There's a GitHub bot that can be used for dependency management that gives insight at the repo level and automatically opens up Issues when a new publically disclosed security vulnerability is found. Sonatype DepShield on GitHub Marketplace

Adding a DepShield badge to a repo would allow for the visualization of findings of components with a count of known vulnerabilities. In terms of the use cases which require spot check that include the consideration of some of the metrics considered in the paper study, this might be a means to identify where the project needs to spend some time to address findings identified as either high / medium. As a step to look at this closer, I forked the device-camera-go repo and added a DepShield badge. The results are immediately observed after adding the badge. A deeper dive with a scan would be required to know what component may need to be addressed.

Note: This results displayed in the DepShield badge, is without any integration to any additional tooling.
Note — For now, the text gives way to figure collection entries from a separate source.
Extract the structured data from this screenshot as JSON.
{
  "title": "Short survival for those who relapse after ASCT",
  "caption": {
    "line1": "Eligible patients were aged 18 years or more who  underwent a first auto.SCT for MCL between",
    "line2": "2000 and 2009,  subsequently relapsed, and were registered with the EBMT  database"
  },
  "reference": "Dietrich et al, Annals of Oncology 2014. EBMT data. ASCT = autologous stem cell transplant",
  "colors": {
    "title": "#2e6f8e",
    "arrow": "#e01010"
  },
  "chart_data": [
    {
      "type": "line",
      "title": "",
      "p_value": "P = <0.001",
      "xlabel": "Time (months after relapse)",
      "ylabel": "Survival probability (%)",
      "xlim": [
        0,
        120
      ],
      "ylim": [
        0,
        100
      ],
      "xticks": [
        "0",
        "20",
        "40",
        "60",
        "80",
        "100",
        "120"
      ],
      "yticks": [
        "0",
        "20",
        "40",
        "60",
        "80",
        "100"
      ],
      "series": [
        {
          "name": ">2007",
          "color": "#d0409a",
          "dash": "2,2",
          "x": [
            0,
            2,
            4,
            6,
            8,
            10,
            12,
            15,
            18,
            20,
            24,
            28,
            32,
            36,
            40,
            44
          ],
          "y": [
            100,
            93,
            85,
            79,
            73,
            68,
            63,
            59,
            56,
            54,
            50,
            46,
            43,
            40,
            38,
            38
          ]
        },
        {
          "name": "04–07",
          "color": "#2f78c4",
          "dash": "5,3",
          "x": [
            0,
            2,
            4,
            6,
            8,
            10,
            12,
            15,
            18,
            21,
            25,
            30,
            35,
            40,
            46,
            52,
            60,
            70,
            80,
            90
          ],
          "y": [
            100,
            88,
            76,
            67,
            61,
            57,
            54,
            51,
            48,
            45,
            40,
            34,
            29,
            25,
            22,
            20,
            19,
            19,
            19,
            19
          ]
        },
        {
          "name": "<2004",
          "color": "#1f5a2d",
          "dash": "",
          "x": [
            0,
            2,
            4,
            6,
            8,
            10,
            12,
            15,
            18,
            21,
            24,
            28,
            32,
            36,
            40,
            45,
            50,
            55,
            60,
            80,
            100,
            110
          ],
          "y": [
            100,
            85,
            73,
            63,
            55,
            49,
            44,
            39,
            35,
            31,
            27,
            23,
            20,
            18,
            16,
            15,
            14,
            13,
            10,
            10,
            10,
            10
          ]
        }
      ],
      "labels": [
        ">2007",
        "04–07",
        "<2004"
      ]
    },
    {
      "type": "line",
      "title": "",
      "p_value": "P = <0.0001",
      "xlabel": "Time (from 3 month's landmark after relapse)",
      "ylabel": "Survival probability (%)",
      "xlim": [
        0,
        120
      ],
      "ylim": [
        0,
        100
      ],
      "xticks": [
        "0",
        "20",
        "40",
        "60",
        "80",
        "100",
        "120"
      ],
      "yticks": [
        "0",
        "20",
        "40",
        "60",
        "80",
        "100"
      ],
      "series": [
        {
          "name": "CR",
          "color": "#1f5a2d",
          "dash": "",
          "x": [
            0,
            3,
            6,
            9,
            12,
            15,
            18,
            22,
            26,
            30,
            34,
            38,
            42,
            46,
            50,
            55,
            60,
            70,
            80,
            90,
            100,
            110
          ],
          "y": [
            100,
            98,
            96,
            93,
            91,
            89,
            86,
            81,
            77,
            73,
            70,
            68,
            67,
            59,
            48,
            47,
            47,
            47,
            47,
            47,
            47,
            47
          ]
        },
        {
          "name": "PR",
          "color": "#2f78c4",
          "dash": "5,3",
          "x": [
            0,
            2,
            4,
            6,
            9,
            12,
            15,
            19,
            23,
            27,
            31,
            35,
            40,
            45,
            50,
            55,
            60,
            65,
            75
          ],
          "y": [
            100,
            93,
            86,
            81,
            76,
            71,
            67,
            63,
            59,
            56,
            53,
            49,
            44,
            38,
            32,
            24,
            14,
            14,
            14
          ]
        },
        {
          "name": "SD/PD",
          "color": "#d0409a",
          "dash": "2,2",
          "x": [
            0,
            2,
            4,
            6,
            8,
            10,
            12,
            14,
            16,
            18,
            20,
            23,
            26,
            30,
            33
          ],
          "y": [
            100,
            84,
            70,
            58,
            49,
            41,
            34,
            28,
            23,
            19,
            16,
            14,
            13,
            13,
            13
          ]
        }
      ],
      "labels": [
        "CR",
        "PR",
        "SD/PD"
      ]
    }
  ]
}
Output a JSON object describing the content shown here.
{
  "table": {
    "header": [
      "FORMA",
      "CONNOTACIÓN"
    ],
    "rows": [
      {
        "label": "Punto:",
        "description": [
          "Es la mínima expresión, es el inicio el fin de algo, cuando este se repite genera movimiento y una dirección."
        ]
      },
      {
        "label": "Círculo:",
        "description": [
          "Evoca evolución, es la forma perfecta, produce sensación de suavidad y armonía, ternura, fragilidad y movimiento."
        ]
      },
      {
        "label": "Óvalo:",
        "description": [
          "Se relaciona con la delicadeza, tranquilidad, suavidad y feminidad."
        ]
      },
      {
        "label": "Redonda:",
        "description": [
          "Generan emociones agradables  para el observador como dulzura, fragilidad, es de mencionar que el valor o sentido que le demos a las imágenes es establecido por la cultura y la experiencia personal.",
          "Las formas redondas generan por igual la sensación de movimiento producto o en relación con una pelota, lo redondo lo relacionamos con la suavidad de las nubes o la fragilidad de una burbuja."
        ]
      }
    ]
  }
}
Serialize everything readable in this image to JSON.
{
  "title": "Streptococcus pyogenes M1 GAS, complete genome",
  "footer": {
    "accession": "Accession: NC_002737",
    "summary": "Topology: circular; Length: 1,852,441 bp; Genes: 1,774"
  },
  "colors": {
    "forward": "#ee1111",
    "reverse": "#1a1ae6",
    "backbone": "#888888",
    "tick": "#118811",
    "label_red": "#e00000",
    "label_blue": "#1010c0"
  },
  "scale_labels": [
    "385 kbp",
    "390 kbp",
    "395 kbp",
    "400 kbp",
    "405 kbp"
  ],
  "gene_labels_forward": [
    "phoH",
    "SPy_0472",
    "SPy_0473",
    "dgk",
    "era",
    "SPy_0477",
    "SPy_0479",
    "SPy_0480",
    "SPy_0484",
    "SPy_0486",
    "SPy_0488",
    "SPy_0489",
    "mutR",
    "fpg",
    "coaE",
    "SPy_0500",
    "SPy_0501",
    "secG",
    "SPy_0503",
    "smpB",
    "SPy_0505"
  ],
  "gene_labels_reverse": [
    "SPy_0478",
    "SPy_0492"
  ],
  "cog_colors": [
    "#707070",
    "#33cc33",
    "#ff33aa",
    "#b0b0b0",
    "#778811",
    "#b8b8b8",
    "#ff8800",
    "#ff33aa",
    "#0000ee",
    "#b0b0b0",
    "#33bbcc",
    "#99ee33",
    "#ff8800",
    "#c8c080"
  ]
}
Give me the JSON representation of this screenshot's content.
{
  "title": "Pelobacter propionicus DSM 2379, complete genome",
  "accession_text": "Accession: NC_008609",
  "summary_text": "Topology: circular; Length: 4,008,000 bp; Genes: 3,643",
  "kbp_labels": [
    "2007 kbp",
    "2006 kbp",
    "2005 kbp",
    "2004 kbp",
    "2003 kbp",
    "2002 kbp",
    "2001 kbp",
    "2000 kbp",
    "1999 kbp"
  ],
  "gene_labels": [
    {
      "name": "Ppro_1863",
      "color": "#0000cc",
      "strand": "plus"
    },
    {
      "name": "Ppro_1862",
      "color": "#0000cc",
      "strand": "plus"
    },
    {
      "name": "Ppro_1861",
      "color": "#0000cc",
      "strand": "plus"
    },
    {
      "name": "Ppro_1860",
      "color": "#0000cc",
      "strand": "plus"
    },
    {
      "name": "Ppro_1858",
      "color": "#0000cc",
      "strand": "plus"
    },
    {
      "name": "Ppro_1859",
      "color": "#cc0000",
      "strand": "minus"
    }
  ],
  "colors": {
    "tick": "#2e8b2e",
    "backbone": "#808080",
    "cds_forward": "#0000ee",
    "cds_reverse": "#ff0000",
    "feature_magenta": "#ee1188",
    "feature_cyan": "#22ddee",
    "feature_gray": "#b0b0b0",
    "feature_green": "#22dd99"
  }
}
OSS Index - free service used by developers to identify open source dependencies and determine if there are any known, publicly disclosed, vulnerabilities. There is a REST API exposed for requesting component vulnerability reports. The REST API specification is available via Swagger interface for more details.

Nancy - uses OSS Index to identify vulnerabilities in Go dependencies. Nancy is available in GitHub, but does not have access to commits. Nancy runs on a private project or local machine. Reference: Nancy Scan Example of device-camera-go

Goalie - scans binaries against OSS Index data to identify component-level vulnerabilities.

Dependabot Preview Dependabot aggregates everyone's test results into a compatibility score, so you can be certain a dependency update is backwards compatible and bug-free.

Dependabot monitors security advisories for Ruby, JavaScript, PHP, Java, .NET, Python, Elixir and Rust. The bot will automatically create PRs immediately in response to new advisories.

Note: Dependabot is in preview and does not include security advisories for all languages (missing support for Go). It was also noted during the Architect's discussion on 05/18/2020, that the review of dependencies is orthogonal to the decisions that needed for this scope.